Home / SECSNMMI Newsletter Articles / What Does A TAG Do?


Our profession is filled with many acronyms: TJC, NRC, CMS, CNMT, and now TAG.  Each of these means something very specific.  One may be a regulatory agency, another a classification, and yet another is a title dedicated to the Nuclear Medicine Technologist (NMT). TAG stands for Technologist Advocacy Group. But what does it mean to be a TAG and what does a TAG do?  Let’s take a look.

The Technologist Advocacy Group (TAG) consists of dedicated NMT members, at least one in each state, who is involved at their local level. Their primary responsibility is to be aware and identify any changes in their state laws/regulations concerning the practice of Nuclear Medicine. They should also be prepared to field questions submitted by the technologists in their state regarding the laws governing the practice of Nuclear Medicine. At the national level, the TAG may be informed of any issue, in their state, by either the SNMMI Health Policy and Regulatory Affairs (HPRA) staff or the SNMMI –TS Advocacy Committee. This article will provide the TAG with several tools they may employ to stay abreast of any proposed legislative changes to the field of Nuclear Medicine and the means with which they may disseminate this information.

Although these duties are the backbone structure of the TAGs, what information should the TAG representatives know about their own state? To begin with, they should be knowledgeable of the following Nuclear Medicine practices in their state:

  • Is it a licensure state?
  • What is the term of the license, and what types of exams are required for licensure.
  • What type of credentialing is required? i.e. CNMT and/or ARRT(N)

In addition, they should know which modalities are licensed by their state, as well as the state’s continuing education requirement and whether a Scope of Practice is in place for nuclear medicine technologists. They are also responsible for having the contact information for the various heads of Committees that oversee our field.  These committees may be the state’s Nuclear Medicine Radiation Control Program/Board, the Conference of Radiation Control Program Directors (CRCPD), or the NRC Representative. Finally, they need to know who holds the leadership positions in their state government’s Assembly/House and Senate.

To have this information in hand is to have a well-prepared TAG.  Having this knowledge, is the key to providing our constituent technologists the answers they seek/need.

But how is it that a state TAG may be made aware of any upcoming challenges to an existing law or a proposed new piece of legislation at their state level? The SNMMI has offered an excellent search engine to assist each and every TAG, regardless of which state is represented. This search engine is called LEGISCAN.
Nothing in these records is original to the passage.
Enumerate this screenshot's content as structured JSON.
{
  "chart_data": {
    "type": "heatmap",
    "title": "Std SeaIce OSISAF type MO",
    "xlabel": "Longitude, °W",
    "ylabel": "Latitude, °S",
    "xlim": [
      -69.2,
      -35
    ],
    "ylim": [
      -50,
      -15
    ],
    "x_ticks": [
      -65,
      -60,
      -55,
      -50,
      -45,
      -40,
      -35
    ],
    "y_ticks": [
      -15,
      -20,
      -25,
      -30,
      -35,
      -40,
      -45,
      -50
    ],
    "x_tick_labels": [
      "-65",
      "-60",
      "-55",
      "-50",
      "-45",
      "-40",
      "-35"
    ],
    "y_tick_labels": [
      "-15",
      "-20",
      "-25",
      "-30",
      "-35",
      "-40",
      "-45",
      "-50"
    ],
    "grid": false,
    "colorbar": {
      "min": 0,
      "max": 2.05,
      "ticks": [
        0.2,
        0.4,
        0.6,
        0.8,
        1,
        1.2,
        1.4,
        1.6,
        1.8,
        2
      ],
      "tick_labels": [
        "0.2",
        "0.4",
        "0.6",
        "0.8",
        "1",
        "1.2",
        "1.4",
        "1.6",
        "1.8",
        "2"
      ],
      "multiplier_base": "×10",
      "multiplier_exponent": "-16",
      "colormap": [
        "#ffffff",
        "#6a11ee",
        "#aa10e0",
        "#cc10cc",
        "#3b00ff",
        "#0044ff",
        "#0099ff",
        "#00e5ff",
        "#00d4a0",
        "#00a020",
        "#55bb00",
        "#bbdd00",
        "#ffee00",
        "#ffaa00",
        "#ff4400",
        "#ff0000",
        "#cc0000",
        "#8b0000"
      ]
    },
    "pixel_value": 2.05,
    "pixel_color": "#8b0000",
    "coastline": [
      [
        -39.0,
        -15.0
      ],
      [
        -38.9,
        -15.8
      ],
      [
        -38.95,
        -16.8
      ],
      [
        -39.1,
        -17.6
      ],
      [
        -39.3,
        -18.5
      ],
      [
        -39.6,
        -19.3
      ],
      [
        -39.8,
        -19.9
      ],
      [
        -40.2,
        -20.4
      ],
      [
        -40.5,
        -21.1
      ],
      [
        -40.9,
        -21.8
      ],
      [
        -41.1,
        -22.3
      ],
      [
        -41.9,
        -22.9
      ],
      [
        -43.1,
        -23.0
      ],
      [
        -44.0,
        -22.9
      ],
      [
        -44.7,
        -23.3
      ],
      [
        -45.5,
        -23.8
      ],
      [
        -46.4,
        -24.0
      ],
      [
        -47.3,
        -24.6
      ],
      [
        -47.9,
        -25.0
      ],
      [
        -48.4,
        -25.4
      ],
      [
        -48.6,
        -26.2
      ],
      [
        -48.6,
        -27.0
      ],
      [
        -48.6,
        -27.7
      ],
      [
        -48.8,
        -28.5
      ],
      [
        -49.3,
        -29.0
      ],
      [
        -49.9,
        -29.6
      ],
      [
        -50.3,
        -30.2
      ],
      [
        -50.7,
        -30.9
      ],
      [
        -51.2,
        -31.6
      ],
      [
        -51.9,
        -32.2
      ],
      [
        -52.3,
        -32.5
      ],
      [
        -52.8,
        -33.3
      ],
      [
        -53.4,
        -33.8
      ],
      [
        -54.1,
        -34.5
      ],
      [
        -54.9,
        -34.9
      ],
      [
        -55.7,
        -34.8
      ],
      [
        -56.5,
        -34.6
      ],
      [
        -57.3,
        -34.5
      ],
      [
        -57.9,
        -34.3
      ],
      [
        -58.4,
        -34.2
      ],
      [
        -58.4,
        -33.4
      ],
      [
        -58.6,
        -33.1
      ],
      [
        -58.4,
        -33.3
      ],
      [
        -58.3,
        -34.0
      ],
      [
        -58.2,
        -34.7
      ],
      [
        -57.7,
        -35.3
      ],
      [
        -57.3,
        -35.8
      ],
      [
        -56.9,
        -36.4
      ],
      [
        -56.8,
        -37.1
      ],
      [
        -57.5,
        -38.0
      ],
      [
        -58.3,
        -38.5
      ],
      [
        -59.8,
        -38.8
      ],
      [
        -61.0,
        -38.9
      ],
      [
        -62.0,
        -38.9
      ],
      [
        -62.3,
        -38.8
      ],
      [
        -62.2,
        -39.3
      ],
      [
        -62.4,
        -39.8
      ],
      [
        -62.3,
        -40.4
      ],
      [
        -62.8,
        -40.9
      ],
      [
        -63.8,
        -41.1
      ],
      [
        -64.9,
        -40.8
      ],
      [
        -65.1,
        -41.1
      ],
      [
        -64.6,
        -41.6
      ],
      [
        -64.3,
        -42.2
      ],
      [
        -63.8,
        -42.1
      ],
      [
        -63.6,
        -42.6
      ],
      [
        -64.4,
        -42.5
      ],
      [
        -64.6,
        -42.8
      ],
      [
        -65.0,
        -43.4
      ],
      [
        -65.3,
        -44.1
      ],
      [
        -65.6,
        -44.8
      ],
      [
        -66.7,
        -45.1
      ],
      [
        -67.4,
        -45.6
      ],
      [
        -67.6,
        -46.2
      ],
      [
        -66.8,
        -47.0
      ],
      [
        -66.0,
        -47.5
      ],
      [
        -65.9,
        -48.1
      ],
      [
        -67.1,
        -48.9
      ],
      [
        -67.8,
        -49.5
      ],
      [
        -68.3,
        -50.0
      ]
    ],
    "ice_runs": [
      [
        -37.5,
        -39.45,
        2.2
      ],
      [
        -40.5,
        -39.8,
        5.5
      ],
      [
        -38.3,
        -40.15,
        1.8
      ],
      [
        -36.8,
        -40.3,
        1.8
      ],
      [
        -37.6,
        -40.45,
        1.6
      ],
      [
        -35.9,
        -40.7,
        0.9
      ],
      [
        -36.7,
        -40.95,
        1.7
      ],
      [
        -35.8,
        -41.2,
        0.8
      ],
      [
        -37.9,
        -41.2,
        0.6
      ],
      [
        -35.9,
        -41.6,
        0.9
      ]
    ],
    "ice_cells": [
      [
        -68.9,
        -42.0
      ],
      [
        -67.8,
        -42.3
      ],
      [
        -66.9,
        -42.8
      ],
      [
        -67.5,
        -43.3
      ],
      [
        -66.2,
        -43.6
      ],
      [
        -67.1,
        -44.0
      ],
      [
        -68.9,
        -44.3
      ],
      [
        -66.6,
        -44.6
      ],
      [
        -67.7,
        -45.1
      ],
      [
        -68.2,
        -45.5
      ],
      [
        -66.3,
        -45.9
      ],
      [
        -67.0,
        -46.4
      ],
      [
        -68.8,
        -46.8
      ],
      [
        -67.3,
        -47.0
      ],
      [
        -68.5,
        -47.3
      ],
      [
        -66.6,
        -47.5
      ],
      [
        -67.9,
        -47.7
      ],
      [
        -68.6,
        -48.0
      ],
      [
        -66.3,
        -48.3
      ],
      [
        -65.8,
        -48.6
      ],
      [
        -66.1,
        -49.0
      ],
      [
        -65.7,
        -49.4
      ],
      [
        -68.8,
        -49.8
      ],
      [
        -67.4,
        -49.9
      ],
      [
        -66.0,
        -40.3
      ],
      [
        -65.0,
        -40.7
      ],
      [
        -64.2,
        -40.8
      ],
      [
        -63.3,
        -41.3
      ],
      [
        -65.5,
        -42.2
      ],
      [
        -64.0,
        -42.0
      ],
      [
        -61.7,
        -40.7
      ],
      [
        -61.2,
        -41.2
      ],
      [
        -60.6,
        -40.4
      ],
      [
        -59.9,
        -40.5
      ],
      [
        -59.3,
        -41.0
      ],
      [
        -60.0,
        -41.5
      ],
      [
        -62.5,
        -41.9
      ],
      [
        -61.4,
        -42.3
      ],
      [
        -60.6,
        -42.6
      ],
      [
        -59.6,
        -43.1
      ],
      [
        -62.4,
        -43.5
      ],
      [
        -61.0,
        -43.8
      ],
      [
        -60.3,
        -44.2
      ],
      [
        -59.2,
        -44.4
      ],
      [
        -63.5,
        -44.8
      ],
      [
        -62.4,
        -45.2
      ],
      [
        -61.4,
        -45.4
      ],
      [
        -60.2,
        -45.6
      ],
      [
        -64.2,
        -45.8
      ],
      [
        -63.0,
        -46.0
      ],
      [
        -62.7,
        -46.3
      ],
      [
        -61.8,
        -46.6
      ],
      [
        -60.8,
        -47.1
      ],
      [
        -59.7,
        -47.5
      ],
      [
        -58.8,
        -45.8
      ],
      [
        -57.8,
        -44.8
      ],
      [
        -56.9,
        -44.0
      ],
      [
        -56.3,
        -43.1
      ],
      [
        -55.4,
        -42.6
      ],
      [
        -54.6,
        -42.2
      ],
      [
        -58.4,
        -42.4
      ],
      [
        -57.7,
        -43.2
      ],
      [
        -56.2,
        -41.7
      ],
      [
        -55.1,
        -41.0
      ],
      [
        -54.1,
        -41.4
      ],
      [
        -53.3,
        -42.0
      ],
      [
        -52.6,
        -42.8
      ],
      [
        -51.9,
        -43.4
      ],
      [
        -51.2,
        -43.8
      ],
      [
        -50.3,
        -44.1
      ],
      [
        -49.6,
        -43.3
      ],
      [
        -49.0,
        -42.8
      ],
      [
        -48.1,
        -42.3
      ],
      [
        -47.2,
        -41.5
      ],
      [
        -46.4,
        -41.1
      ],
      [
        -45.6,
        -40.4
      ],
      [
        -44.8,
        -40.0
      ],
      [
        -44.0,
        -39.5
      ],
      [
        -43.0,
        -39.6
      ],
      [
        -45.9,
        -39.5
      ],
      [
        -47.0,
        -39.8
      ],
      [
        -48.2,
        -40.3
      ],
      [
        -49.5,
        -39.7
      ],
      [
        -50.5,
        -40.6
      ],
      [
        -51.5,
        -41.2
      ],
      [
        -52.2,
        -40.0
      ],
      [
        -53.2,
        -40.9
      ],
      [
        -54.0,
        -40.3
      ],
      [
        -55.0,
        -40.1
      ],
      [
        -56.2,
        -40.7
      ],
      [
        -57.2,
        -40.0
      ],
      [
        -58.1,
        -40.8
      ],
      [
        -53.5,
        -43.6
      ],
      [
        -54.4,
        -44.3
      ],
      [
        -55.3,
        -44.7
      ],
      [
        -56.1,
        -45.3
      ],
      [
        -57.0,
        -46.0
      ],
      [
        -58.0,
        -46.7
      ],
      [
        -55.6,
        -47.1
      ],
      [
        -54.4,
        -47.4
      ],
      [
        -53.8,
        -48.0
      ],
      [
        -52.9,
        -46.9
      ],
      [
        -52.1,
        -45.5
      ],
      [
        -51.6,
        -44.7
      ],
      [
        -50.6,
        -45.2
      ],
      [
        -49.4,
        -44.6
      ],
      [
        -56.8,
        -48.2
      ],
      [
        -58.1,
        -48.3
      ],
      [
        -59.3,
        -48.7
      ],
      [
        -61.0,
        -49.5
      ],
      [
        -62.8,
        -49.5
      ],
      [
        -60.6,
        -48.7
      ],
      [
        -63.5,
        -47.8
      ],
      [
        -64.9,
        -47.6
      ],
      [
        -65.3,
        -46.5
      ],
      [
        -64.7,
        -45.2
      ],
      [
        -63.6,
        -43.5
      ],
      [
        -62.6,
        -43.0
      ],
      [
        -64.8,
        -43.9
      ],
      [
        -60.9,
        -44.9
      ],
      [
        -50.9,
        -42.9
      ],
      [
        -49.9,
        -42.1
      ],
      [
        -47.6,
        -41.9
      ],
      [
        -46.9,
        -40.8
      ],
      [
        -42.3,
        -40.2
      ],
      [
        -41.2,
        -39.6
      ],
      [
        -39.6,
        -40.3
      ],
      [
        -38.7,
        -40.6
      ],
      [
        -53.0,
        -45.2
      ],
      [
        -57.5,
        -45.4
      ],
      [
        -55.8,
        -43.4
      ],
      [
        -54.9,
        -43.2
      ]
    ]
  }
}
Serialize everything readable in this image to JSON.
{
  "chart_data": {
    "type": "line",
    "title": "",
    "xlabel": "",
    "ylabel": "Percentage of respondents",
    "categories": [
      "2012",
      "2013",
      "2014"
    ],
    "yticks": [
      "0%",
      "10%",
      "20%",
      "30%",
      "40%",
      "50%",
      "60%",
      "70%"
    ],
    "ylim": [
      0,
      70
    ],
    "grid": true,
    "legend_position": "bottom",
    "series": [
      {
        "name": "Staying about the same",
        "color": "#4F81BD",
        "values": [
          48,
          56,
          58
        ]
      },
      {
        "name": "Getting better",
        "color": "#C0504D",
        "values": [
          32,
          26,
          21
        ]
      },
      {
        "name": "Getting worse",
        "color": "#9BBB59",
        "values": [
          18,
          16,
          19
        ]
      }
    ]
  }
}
LEGISCAN, www.Legiscan.com, is a free service that provides daily updates as to how our laws and regulations are being shaped in Washington, DC, and/or our state capitals. LEGISCAN sends custom alerts based on search criteria created by the TAG representative.  These alerts provide relevant news on state and/or federal legislation, congressional hearings, court opinions, oversight reports, etc.

All the TAG needs to do is to open up the search engine, type in a particular state and LEGISCAN will show any piece of legislation relative to Nuclear Medicine that may be pertinent to that state.

If LEGISCAN shows any Nuclear Medicine activity, the TAG representative should review the proposed legislation to determine how it will impact the nuclear medicine professionals in that state. The TAG representative should then share this same information with the Advocacy Committee, and the SNMMI’s HPRA staff. This is done in order to create a proper response to their technologists.

Once a proper response if formulated with everyone’s input, the TAG would then disseminate this information to their fellow technologists from their state.

The same process is followed if a TAG receives a question from a technologist from their state.

The next tool that will help TAG representatives stay informed is our own TAG E-Community, which provides an opportunity to share questions and topical issues with other members of the TAG Team. Information may be shared by using the email address tag.team@snmmi.org.

Another way to stay current is to communicate with each other.  TAG representatives within the same chapter function as a sub-group within the larger TAG Team Group.  They should stay in regular contact with one another and discuss current events that impact the nuclear medicine profession. Working together, they can then update others at chapter meetings. Contact information for other TAGs can be found at www.snmmi.org/TAGmembers.

Although TAG duties may seem daunting, they are not. The time commitment is minimal. It involves three or four conference calls a year and, when necessary, addressing issues that arise in the TAG member’s state. Any issue that comes to light, is not only addressed by the TAG, it is also given attention by both the Advocacy Committee and the SNMMI HPRA staff. Support is offered every step of the way.

The TAG distinction is one that the technologist should be proud to have. TAG is more than just an acronym; it is a title that denotes involvement, knowledge, a passion for our profession, and a willingness to see that our field stays relevant and ever expanding.